Inspection Habits That Catch Leakage¶
- Compare train and validation scores fold by fold, not just the mean.
- Shuffle the labels once. A good model should collapse to near-noise.
- Remove one suspicious feature at a time and see whether the score changes dramatically.
- Inspect the rows that share entity IDs across splits.
- Print merge counts and key uniqueness before and after each join.
- Review which transformers are being fitted inside the pipeline and which are not.
- Treat unusually large score jumps as a warning sign, not a victory.
Failure Checks¶
- If the public score is high but private performance later drops, check leakage alongside leaderboard overfitting, shift, and variance rather than jumping to one explanation first.
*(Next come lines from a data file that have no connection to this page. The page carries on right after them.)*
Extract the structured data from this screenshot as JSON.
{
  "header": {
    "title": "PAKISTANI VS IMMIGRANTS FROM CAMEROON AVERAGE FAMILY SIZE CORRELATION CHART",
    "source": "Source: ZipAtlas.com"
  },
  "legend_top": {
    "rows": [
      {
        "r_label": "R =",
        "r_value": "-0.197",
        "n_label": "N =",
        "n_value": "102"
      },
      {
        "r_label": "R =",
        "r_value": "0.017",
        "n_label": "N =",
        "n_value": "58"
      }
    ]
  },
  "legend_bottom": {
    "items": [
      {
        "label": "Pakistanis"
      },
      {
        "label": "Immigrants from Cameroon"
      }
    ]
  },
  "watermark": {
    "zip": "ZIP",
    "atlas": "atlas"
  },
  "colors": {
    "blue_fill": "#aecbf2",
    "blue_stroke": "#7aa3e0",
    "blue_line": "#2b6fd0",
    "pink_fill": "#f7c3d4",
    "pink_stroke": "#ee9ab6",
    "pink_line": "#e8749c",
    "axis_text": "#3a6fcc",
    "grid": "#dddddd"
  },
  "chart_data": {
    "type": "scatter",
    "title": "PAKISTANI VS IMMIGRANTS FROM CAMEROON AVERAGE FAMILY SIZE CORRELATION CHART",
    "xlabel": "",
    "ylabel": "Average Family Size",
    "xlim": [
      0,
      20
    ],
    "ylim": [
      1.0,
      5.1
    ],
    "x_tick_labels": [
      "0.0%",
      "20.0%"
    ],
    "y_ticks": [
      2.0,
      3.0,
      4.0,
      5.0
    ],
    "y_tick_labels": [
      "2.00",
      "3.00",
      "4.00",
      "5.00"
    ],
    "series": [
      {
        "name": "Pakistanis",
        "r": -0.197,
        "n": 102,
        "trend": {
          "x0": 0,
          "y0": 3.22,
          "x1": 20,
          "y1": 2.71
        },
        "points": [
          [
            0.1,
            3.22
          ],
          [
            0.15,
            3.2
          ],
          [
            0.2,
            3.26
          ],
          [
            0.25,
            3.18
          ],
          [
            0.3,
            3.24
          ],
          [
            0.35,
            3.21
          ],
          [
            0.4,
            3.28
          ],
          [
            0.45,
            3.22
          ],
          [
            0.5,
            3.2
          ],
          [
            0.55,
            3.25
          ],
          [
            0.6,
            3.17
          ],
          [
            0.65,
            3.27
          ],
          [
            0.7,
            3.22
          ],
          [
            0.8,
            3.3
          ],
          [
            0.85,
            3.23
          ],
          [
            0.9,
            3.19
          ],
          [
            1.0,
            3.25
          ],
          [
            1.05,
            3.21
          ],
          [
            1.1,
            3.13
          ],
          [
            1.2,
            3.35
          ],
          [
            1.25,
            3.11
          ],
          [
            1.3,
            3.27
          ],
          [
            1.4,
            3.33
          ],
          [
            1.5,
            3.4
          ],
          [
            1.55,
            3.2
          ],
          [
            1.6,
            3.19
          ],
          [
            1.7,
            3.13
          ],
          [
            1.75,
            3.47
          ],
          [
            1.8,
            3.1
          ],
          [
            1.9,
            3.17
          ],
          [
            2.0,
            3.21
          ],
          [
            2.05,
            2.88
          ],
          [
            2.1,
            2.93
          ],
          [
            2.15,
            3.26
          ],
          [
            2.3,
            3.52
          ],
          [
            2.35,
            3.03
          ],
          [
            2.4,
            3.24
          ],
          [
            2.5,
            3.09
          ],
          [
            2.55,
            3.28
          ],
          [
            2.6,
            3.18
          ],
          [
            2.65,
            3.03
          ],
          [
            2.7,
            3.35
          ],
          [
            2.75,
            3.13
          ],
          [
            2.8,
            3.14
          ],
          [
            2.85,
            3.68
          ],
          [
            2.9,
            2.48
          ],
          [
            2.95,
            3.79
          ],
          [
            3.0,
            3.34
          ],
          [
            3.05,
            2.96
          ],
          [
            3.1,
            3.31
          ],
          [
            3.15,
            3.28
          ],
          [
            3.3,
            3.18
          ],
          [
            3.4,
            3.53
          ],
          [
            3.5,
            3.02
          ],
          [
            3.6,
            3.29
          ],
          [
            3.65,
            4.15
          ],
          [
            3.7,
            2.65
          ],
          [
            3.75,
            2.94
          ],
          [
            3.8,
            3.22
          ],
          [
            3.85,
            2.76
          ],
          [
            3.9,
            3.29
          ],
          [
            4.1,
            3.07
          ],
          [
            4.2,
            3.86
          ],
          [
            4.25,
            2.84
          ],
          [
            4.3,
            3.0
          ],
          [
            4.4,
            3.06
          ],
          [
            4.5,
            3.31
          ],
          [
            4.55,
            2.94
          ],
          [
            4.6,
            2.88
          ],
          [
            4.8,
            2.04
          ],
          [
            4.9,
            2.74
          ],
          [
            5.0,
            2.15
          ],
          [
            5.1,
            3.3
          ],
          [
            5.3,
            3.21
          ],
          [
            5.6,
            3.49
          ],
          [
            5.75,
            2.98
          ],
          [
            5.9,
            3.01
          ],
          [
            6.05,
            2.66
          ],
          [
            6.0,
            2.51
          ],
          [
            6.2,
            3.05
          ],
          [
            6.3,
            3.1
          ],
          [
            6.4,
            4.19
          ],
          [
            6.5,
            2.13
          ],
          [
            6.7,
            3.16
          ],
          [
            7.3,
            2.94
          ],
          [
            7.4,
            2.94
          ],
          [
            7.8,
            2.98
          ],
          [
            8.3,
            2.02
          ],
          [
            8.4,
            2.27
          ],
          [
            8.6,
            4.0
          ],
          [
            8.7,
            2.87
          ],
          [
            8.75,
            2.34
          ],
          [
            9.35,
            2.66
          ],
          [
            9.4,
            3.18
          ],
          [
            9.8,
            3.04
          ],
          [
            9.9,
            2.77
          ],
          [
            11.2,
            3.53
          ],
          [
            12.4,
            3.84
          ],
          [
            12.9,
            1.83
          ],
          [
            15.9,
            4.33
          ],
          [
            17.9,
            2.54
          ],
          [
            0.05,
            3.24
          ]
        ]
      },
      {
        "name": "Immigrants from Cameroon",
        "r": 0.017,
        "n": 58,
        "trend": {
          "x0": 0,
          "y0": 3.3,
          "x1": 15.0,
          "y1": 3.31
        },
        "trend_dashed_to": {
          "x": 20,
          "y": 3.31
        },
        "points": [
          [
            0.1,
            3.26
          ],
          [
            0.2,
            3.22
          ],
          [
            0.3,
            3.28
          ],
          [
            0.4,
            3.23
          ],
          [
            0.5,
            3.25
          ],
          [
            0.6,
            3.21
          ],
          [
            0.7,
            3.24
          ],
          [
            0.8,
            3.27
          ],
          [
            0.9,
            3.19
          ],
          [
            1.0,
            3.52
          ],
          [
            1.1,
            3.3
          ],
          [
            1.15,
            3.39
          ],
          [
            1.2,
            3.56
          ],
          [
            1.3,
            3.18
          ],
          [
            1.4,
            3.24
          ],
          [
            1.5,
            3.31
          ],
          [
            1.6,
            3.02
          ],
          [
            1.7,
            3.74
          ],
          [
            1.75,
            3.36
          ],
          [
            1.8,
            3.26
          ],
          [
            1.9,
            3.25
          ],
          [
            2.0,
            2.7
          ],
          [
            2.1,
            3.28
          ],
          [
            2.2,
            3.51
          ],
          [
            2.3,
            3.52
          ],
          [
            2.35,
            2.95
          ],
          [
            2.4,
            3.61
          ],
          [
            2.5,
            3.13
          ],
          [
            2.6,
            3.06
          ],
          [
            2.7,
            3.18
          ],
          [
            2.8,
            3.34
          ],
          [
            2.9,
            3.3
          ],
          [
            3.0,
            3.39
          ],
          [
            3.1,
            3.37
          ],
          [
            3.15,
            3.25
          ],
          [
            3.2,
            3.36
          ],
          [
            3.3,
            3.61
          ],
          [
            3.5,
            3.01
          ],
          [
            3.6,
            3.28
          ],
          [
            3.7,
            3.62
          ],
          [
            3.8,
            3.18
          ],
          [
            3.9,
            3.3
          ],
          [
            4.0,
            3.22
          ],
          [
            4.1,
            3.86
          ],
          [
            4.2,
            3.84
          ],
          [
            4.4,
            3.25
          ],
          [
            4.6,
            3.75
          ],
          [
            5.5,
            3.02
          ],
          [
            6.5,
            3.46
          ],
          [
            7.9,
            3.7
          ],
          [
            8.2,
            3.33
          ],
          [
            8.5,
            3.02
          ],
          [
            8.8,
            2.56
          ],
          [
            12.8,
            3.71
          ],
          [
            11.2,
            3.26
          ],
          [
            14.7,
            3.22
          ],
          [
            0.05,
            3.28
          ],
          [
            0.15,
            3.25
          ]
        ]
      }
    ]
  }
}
- If a tiny feature change causes a huge score jump, inspect for label leakage or duplicate rows.
- If random splits look great but group-aware or time-aware splits do not, the earlier score was probably too optimistic.
- If a new category or missing-value pattern appears only in validation, check whether the encoder or imputer was fit correctly.
What Students Should Remember¶
Leakage is not just a technical mistake. It changes the story you think the model is telling.
The safest default is: - split first - keep preprocessing inside a pipeline - use the right splitter for the data - validate joins and duplicates - distrust gains that are too easy
If a score is strong only because the model had access to the answer key in disguise, it is not a real improvement.